Estas palabras del demócrata Paul Kanjorski, que presidía el comité del mercado de capitales en el Congreso de EE UU, son muy útiles para recordar el ambiente apocalíptico que se vivía hace ahora una década, a raíz de la quiebra del gigantesco banco de inversión Lehman Brothers, después de que fracasasen todos los intentos de las autoridades americanas de vendérselo a alguien. Cuando el secretario del Tesoro Henry Paulson intentó endosárselo al británico Barclays Bank, su colega de Reino Unido le respondió: “No queremos importar vuestro cáncer”.
La lista de libros que en esta década han informado, analizado, comparado e incluso producido alternativas al funcionamiento del sistema capitalista —que estuvo en un tris de hacer realidad las profecías de Marx sobre su derrumbamiento— es casi infinita (Postcapitalismo. Hacia un nuevo futuro, de Paul Mason). Afortunadamente, uno de los últimos textos publicados compendia en buena parte a todos los demás y se erige en una referencia imprescindible para profundizar en estos tiempos: Crash. Cómo una década de crisis financiera ha cambiado el mundo, del profesor de la Universidad de Columbia Adam Tooze.
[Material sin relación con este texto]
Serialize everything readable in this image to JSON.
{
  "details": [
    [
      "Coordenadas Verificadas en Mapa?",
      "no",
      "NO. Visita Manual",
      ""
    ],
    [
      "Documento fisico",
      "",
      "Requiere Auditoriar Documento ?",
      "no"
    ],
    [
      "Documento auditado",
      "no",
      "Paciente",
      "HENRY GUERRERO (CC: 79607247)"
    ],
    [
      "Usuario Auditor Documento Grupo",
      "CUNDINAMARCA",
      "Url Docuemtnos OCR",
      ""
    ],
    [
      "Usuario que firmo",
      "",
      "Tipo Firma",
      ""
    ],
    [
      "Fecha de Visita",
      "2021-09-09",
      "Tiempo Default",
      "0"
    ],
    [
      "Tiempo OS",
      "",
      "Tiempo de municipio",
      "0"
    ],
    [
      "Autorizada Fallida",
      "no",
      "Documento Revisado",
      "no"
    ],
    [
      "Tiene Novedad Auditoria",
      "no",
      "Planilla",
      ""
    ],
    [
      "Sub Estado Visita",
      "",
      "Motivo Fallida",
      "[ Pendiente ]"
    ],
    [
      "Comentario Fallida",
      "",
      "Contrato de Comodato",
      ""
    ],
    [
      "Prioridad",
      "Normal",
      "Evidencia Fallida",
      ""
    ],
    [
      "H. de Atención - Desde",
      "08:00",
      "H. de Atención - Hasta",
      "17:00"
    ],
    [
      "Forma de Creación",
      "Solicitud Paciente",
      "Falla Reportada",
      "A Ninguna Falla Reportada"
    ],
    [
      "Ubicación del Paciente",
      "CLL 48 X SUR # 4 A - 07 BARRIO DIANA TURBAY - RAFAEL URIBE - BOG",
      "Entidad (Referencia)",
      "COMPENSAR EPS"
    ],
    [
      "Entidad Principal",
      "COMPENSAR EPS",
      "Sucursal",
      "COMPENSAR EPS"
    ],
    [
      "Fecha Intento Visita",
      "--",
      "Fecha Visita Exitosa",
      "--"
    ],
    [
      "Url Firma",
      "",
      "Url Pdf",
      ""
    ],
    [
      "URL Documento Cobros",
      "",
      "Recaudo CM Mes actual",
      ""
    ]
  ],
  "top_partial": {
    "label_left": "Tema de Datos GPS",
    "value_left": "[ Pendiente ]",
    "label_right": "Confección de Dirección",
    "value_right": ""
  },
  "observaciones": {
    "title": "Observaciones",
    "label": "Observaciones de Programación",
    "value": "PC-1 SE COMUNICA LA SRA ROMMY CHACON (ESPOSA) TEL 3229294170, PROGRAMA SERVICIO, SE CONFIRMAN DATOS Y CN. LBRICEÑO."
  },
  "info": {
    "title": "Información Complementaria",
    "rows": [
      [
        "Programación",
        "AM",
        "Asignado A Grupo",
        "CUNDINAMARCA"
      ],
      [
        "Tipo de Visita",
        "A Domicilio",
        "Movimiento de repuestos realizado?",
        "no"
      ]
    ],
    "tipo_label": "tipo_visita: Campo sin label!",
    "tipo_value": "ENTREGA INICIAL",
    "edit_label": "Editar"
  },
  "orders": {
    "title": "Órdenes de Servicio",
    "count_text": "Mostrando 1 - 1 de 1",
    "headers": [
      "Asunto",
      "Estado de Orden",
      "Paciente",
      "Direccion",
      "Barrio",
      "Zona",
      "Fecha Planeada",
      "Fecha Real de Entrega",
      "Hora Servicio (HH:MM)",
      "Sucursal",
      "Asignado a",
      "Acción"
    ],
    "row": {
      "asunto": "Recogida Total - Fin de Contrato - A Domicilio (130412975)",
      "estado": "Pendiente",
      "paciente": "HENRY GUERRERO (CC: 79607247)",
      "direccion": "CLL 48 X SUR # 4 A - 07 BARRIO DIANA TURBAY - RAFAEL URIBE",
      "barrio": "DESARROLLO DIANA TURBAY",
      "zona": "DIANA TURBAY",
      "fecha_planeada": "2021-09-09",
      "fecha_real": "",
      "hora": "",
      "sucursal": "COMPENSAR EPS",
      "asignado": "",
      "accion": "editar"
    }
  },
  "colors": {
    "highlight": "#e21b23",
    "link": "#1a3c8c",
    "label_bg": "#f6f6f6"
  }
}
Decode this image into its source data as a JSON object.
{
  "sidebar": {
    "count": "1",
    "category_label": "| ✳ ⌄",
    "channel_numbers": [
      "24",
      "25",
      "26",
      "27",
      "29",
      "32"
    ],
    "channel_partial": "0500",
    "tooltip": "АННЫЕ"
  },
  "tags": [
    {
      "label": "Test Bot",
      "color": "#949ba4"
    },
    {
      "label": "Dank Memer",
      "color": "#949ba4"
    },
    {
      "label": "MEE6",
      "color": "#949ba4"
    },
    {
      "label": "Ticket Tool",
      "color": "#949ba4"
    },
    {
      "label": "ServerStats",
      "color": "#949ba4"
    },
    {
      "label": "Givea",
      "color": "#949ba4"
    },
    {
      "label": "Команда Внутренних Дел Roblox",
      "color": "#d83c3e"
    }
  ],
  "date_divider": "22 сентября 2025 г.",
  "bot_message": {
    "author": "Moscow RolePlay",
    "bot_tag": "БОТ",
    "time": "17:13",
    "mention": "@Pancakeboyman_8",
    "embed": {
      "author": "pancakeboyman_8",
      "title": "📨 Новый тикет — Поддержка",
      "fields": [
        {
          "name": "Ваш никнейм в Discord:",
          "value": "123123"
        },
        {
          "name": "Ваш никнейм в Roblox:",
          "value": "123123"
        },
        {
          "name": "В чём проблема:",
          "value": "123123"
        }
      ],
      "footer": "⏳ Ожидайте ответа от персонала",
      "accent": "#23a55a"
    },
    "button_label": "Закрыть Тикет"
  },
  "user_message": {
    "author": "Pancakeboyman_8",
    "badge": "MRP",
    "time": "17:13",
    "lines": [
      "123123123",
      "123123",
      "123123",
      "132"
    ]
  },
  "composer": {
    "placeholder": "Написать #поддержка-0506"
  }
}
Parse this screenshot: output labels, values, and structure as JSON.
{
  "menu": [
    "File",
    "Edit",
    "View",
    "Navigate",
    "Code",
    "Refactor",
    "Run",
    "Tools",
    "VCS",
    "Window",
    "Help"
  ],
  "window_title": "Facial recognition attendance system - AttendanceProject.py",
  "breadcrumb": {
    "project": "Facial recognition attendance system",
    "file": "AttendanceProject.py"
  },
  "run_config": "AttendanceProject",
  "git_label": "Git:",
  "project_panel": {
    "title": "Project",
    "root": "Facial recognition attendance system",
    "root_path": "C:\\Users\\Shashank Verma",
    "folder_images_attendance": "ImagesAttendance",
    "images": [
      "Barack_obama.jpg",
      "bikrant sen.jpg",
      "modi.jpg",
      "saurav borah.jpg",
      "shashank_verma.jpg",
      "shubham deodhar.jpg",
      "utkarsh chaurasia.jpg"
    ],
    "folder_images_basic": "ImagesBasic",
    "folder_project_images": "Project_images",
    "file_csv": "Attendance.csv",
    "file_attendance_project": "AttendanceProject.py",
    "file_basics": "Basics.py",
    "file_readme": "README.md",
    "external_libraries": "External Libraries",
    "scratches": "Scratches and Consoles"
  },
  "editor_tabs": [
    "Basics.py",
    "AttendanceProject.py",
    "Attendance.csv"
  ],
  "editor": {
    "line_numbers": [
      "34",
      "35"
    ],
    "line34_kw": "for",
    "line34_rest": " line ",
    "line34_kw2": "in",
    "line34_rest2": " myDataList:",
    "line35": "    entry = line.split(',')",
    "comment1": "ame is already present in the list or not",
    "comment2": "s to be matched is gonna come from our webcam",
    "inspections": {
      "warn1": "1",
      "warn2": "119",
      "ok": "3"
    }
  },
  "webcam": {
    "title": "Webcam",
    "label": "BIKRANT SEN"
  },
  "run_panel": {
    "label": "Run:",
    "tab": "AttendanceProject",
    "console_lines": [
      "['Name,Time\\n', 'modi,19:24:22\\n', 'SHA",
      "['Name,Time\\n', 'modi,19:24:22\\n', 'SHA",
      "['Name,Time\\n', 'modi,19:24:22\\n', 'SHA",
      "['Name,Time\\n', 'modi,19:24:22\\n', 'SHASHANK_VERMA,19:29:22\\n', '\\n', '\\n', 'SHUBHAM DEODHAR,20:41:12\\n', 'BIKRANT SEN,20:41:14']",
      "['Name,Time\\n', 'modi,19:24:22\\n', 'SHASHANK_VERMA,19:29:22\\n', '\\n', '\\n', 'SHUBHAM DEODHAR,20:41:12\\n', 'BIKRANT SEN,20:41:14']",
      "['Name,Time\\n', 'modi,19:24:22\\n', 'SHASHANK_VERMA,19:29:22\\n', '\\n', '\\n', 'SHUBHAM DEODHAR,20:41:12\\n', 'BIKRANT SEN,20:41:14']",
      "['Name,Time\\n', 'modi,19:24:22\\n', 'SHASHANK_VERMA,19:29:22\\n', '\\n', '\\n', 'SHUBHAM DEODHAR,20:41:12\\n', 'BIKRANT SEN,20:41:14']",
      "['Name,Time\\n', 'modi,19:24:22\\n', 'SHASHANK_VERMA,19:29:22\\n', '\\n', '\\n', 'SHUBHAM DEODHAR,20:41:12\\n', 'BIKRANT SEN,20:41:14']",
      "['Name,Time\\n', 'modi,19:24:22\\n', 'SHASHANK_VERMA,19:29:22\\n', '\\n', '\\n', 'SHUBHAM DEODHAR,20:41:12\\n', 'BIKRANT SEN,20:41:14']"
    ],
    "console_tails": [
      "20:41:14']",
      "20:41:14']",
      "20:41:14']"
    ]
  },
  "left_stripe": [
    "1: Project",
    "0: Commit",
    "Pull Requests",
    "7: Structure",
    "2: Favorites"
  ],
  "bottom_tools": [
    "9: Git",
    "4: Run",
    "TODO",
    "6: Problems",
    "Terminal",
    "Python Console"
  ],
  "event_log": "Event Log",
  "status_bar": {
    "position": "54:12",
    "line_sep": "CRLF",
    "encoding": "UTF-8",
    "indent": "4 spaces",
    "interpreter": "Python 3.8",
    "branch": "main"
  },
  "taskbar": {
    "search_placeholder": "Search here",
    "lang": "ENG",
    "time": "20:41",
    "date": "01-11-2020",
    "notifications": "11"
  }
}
Relata Tooze cómo al día siguiente de la caída de Lehman, paralizados los mercados financieros, planificándose las primeras inyecciones de centenares de miles de millones de dólares para salvar Wall Street; mientras el Gobierno republicano de Bush nacionalizaba AIG, una de las mayores aseguradoras del mundo (especializada en seguros de impago de créditos), al tiempo que la histeria se contagiaba irremediablemente en Manhattan Sur, unos metros más allá, en Nueva York, se abría el periodo correspondiente de sesiones de la Organización de las Naciones Unidas (ONU).
No fue un accidente puntual, sino un cambio global: trajo el populismo, el autoritarismo y el Brexit
El primer orador en la ONU en aquella ocasión, Lula da Silva, denunció enérgicamente el caos especulativo que había provocado la caída de los bancos. El segundo interviniente, el presidente de EE UU George Bush, parecía sonado, desconectado de la realidad, y dedicó su alocución sobre todo al terrorismo; la crisis financiera tan solo ocupó dos párrafos al final, pese a que la zona cero de la misma apenas estaba unas calles más allá. Una semana después, el secretario del Tesoro pedía permiso al Congreso americano para instrumentar el primer paquete de ayudas al sistema financiero por valor de 700.000 millones de dólares, con el siguiente argumento: “Si no hacemos esto hoy, el lunes ya no habrá economía”.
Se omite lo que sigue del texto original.